Why this deal might be different

Israeli and Palestinian leaders met for first time in four years Tuesday at a summit in Egypt.

With a firm handshake, Israeli and Palestinian leaders have vowed to halt violence amid international hopes of a new, brighter era after four years of fighting.

But recent history has shown that going beyond summitry to managing tough internal politics and the risk-taking needed for sustained peacemaking is a difficult transition.

From the Camp David summit in July 2000 to Aqaba, Jordan, in 2003, expectations have been raised only to be followed by crushing disappointment and violence. The collapse of the Camp David bid to resolve all outstanding issues led to the outbreak of the intifada in September 2000.

The "road map" unfolded at Aqaba was effectively discarded when a unilateral cease-fire - brokered by then Palestinian Prime Minister Abbas - was broken by Israeli army operations and Palestinian attacks.

This time around, analysts say, some key variables have changed. In Israel's view, the biggest difference is the death of Yasser Arafat, whom it and the US shunned for alleged ties to terrorism. (see The New US Role.)

"Now the boulder has been removed and the road is clear," says Sharon spokesman Raanan Gissin. But Palestinians say the problem was - and remains - Sharon, not Arafat.

Factors helping define the current Israeli-Palestinian dynamic, say analysts, include the mutual exhaustion, the planned Gaza withdrawal, and international determination not to allow Abbas's efforts at stabilizing Palestinian politics and ending the armed intifada to come to naught. "This is the first time I feel that both sides have reached a point where ... there must be a new era and better conditions on both sides," says Palestinian analyst Khader Abu Abarra.

At Tuesday's summit at the Red Sea resort of Sharm el-Sheikh hosted by Egyptian President Hosni Mubarak, with the participation of Jordan's King Abdallah, both leaders stressed the need to seize this opportunity for peace.

As part of the deal, Israel agreed to hand over control of five West Bank towns to the Palestinians within three weeks and release 500 Palestinian prisoners. Another 400 would be released later. Abbas said he expected the cease-fire pledge to pave the way for resumption of talks on so-called "final status" issues such as borders, refugees, and Jerusalem's status, all within the context of the Mideast "road map" to peace.

But each side has a distance to go.

Abbas Tuesday bluntly called on Israel to avoid "unilateral steps" and urged rapid resumption of political negotiation, while Sharon stressed security and urged the Palestinian leader to go beyond a temporary cease-fire and crack down on militant groups.

If indeed the two sides have reached that point at which they can maintain an actual cease-fire, the toll along the path here has been enormous.

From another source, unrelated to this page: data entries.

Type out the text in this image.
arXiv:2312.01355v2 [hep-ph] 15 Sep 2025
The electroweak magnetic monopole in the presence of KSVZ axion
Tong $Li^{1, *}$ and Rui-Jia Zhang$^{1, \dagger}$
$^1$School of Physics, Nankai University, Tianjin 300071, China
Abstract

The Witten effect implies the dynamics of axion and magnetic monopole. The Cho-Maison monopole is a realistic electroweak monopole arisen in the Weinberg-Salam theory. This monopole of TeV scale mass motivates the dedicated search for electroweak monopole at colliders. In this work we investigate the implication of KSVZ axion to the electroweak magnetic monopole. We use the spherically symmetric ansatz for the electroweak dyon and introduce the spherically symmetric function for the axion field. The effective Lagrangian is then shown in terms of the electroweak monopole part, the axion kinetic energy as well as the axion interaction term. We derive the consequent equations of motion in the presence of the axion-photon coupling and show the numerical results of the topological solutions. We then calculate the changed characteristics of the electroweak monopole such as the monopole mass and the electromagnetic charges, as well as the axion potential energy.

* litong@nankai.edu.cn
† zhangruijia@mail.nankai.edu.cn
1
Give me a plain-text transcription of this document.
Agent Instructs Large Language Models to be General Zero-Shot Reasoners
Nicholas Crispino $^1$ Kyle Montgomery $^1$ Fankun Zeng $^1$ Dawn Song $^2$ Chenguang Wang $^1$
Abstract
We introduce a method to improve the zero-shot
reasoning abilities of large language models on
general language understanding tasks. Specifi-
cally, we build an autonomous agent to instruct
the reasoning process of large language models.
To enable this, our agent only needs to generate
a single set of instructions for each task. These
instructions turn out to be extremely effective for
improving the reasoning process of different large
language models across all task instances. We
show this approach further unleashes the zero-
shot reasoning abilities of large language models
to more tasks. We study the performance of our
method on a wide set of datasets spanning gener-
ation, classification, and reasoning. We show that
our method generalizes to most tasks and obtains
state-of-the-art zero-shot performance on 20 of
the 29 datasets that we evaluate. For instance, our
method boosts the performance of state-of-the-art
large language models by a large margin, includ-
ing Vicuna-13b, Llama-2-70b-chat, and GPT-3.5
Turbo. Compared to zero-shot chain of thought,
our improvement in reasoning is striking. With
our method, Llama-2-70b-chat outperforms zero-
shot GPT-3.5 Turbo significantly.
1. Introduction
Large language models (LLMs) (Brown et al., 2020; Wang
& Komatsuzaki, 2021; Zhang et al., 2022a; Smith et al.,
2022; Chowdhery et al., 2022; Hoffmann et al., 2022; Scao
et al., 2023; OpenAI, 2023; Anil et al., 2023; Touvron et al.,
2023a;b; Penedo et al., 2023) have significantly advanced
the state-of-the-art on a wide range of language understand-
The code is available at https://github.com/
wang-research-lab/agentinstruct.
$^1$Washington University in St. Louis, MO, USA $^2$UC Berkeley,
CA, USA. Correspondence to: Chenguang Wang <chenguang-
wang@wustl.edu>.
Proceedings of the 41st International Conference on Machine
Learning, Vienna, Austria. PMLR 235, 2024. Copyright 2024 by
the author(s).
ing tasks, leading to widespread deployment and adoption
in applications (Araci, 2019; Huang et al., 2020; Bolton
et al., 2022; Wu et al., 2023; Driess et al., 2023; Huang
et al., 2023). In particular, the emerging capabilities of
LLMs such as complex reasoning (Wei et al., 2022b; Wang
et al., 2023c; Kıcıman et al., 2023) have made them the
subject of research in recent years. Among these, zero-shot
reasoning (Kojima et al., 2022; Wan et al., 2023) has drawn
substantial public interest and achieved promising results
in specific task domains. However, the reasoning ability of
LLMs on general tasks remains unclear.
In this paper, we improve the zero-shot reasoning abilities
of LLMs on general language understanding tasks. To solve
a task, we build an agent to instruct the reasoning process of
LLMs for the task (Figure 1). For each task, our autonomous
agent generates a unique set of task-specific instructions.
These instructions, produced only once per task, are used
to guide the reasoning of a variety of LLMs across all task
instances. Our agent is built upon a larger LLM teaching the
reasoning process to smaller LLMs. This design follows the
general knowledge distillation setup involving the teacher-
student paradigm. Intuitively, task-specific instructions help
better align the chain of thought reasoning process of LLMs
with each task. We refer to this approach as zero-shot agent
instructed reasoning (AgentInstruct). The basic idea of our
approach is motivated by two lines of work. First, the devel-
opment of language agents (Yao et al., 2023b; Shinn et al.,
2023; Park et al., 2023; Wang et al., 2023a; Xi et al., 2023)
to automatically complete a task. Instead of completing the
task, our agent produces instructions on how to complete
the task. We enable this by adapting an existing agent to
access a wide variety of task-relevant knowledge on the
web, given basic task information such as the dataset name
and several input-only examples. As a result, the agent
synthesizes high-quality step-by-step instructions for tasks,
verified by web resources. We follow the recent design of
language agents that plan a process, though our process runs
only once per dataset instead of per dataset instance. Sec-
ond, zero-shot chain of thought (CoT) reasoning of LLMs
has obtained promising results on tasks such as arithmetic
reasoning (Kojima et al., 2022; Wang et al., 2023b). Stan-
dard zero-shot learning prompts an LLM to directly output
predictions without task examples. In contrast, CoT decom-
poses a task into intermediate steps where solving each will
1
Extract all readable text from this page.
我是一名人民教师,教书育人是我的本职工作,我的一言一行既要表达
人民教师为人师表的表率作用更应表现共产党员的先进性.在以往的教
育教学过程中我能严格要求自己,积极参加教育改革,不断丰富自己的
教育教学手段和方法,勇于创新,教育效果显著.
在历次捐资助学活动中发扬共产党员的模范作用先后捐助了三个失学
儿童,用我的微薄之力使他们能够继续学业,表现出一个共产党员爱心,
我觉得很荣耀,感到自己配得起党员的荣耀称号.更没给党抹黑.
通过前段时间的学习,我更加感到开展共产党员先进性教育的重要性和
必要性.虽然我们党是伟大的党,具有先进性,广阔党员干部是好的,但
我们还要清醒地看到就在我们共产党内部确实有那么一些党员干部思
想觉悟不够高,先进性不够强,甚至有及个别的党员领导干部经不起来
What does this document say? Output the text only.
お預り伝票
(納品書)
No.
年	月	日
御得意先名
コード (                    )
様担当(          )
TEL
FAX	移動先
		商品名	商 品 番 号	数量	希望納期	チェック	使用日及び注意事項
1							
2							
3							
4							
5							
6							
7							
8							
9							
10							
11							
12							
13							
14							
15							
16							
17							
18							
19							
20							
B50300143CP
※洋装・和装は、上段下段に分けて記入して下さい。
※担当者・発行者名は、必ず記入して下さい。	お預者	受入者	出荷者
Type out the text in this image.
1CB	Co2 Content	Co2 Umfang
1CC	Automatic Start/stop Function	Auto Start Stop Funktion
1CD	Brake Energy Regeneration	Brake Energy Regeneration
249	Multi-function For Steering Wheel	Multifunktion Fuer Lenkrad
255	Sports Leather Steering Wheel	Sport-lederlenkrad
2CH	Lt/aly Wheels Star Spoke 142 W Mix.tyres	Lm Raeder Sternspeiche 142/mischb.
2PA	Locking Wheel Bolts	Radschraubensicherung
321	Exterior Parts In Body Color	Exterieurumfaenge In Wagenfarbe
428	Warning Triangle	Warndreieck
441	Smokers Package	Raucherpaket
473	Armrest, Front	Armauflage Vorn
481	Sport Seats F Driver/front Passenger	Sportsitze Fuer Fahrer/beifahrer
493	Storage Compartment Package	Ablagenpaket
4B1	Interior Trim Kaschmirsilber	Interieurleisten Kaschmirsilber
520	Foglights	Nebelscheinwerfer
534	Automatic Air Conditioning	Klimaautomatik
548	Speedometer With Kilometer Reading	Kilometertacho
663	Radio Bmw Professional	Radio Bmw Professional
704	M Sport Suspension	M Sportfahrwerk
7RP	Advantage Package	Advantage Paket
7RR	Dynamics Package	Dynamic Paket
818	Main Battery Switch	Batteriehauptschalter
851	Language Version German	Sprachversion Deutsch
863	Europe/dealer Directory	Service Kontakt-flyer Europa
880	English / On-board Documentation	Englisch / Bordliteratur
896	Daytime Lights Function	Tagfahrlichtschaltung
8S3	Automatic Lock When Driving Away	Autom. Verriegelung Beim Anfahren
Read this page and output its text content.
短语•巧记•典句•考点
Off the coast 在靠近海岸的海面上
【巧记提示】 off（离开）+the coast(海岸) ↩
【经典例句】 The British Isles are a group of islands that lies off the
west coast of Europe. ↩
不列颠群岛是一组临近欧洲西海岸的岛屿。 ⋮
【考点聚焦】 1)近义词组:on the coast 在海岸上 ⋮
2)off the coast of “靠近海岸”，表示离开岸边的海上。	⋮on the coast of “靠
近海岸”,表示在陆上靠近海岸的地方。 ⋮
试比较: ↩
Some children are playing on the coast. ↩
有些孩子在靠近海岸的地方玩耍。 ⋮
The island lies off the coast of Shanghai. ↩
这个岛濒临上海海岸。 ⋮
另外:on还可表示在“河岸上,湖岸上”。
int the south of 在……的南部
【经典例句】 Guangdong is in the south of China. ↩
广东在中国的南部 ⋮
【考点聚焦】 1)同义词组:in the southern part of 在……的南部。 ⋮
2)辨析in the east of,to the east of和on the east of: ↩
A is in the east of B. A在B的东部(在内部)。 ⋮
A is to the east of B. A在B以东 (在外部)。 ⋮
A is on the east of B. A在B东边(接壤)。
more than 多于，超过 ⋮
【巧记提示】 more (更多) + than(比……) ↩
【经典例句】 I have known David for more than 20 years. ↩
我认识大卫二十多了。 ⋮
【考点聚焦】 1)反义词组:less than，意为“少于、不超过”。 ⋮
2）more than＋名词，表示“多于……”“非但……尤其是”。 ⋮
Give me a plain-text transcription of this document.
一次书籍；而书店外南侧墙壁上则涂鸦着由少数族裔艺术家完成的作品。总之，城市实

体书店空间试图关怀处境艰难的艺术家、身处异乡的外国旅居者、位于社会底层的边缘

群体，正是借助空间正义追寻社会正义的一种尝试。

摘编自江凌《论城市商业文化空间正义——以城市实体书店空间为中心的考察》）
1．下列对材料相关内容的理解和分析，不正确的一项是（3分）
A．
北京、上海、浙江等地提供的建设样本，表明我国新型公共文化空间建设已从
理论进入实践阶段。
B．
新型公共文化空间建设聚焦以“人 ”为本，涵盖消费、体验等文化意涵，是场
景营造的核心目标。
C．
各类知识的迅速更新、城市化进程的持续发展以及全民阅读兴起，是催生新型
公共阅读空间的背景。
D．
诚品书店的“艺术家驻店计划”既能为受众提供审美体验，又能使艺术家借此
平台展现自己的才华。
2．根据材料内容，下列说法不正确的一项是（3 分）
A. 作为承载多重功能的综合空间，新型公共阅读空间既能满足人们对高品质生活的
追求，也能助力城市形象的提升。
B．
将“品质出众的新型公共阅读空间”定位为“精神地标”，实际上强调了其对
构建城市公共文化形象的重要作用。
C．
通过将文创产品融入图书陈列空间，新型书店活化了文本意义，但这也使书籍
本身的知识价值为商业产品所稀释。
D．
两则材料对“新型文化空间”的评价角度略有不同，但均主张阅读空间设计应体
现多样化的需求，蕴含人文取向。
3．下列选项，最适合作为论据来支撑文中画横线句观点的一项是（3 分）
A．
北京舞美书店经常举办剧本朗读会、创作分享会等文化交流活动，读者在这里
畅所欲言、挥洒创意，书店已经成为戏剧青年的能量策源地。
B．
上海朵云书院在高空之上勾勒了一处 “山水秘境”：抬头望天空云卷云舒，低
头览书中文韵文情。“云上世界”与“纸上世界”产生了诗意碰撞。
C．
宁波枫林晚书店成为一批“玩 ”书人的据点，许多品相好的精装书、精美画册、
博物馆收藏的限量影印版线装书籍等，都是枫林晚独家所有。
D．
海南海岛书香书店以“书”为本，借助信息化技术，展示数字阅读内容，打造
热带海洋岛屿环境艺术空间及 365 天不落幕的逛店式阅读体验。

From the beginning of the intifada in 2000 to the end of 2004, 3,189 Palestinians, including 617 minors, have died in the fighting, according to the Israeli human rights group B'tselem. It reports 940 Israelis have been killed, including 167 minors and 640 civilians.

"The situation is not ripe for the grand deal but it is ripe for taking advantage of the hurting stalemate to reach agreements on the ground to ameliorate the [conditions of] the Palestinian population and to create an on-going negotiating dynamic," says Bruce Maddy-Weitzaman, a Middle East historian at Tel Aviv University.

Israel's planned withdrawal from Gaza settlements this summer - which Palestinians view warily as a bid to ultimately consolidate Israeli control of the West Bank - is seen by Egypt as an additional factor that could now bring the two sides together, says Makram Ahmed, editor of al-Musawar magazine.

"The situation today is better than at the time of Camp David because now we have something concrete, we have a deep desire by Sharon to leave Gaza and he cannot leave Gaza without Palestinian cooperation. He needs the Palestinians," he says.

He adds that America's troubles in Iraq are impelling it to take a greater interest now in Israeli-Palestinian reconciliation. "They think some momentum on the Palestinian track will help in Iraq. There is a change in the American language and Sharon cannot neglect it," he says, referring to US Secretary of State Condoleezza Rice's stress in recent pronouncements that Israel must yield territory so that an envisioned Palestinian state can be viable.

The immediate future promises to be enormously challenging, experts say.

Abbas has to deal not only with trying to consolidate power in his own Fatah movement, but with the militant group Hamas whose entry into Palestinian electoral politics does not necessarily portend a move away from violence. "None of the leaders in Sharm el-Sheikh can give a definite answer to the question of whether the intifada is actually over," says Arnon Regular, Palestinian affairs writer for Haaretz.

Sharon for his part, will have his hands full maintaining his coalition in the run-up to next summer's Gaza withdrawal, says Hebrew University political analyst Menachem Hofnung. "Sharon cannot trust his coalition to support all kinds of confidence building measures unless the Palestinians carry out ten times their obligations," he says.